I’ve been writing fiction for 25 years, hitting subjects all over the spectrum. After college and grad school for writing, I worked in journalism and as a writer in lodging, travel and technology content. A married father of 2, I coach youth soccer and play the grown-up version (though not particularly well). On my blog, readers are likely to find thoughts on music, travel, food, mistakes (made a few of those) and nonsense (even more). I live in Greater Seattle.
1.What got you into writing / what made you sit down and actually start something? I love imagery and gripping stories—though not necessarily thrillers or mysteries. I think I probably got started because I wanted to tell stories that (I thought) others weren’t telling. Almost all my work has sprung from the question, “What if…”
2.What is a usual writing day like for you, how is it structured? I usually get up around 5 a.m. and work until I wake the kids at 7:15. After that, if I’m on deadline, my day is pretty piece-meal, and definitely involves a fair amount of coffee. I can generate ideas and take notes at night, but that’s not my preferred time.
3.Do you get writers block? If so, how do you overcome it? I don’t. I’m very lucky that I’ve got countless ideas in my hopper.
4.Are you a plotter or panster when it comes to writing a story? I had to look up panster, and I guess I’m guilty of that sometimes. That’s the way scene work seems to go. But overall, I’m a plotter. I made so many mistakes with my first, “Watching the World Fall” that it feels like not plotting a novel out is just a colossal waste of time. More-talented writers can fly by the seat of their pants, go the organic route.
5. Are you traditionally or self-published? Self-published (before Booktrope). In school, it was something we were almost taught to belittle. The reality, or the new reality, is that it’s so incredibly hard to find an agent and be that one-in-a-hundred author whose work gets championed on up the ladder, it’s almost ridiculous. Fair to say, since I don’t live in New York, the coffee customer in line before me isn’t a literary agent with an opening in her books. Self-publishing with Amazon’s service has been a boon for countless people like me, and I’m grateful.

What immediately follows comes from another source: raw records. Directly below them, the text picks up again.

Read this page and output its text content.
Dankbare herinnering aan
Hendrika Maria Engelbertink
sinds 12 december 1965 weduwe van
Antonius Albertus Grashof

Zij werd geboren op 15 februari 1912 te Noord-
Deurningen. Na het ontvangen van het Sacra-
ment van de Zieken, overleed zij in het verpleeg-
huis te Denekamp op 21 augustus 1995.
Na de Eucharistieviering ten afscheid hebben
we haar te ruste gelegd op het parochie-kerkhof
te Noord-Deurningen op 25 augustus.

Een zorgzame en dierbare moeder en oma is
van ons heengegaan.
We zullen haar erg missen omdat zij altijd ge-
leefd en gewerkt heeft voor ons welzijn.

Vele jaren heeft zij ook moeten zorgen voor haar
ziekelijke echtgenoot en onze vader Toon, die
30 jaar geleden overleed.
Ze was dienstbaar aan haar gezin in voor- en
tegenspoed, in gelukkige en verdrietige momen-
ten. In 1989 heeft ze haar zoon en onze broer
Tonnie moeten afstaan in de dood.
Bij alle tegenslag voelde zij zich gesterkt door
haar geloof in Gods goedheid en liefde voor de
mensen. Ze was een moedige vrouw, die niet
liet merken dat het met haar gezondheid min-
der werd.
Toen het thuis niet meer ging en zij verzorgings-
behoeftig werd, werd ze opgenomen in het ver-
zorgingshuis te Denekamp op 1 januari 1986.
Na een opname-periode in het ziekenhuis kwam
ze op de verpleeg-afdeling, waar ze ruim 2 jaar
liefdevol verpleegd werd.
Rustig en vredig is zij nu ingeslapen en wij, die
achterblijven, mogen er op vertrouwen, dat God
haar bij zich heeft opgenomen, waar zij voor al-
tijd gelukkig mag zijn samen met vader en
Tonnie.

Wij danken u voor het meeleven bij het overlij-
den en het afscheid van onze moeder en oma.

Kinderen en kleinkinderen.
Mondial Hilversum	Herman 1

6. What was the publishing process like for you? Any advice to aspiring authors?
Keep at it and don’t give up hope. Professor Judith Katz taught me that most of what you need is to believe in your work. We write the stories we believe are worth writing.
7. What has been your highlight since becoming a published author? So far, dreams of the potential.
8. Can you share a little of your most recent book with us, including genre and targeted audience? “The Churning” is definitely a guy’s story—a Persian-American soccer star thinks he’s got it all (a la Premier League-life) until some jerks kidnap him. It’s nasty and gritty and full of the awful motivations that push many humans to act inhumane. I guess the genre would be literary or psych-thriller. And though it’s a book about soccer-crazed men, I like to think anyone who can tolerate lots of foul language and violence would find it a page-turner.
9. What tip would you give to new authors when trying to build a fan-base / get followers and market their books? (What to do and what not to do.) Since I don’t have much experience at this, I would only relate that I know word-of-mouth is huge. You’ve got to churn out a good product and then sell it shamelessly. Make sure your story’s aiming high. “The Martian” didn’t succeed only because people talked about it. That book, written with wit and authority, was damned hard to put down.
10. How long on average does it take you to write a book? I stumble-tripped my way through ten years of mistakes on WTWF. “The Churning” was thankfully faster, 2500 hours on the first go-around. The next, “Tempest Road,” has been much faster. Same with “Endgame,” because I spent so much time taking notes. I’m a kind of ideas hoarder—jot it down, record it somehow, and don’t get rid of it. From the mess, try to make art.
11. Tell us about the book cover/s, how the designing came about, whether you had much input etc. I’m happy with the cover. I had a lot of input, but I think I would’ve been as happy if someone else dictated things and we went with that. I don’t feel like a visual guy. Book covers are not like songs, where I hear it and know immediately if I like it.
12.Apart from writing, what do you do in your spare time? Aside from playing soccer (poorly but immensely enjoyable) I try to be a good, involved father, and work on Websites, and put on my inventor/entrepreneur hat now and again. Some of the products I think about, I look around and wonder how or why someone isn’t making them yet. Of course, with everything I do, I’m reminded that we all get once chance around on the big wheel. Have to make it count.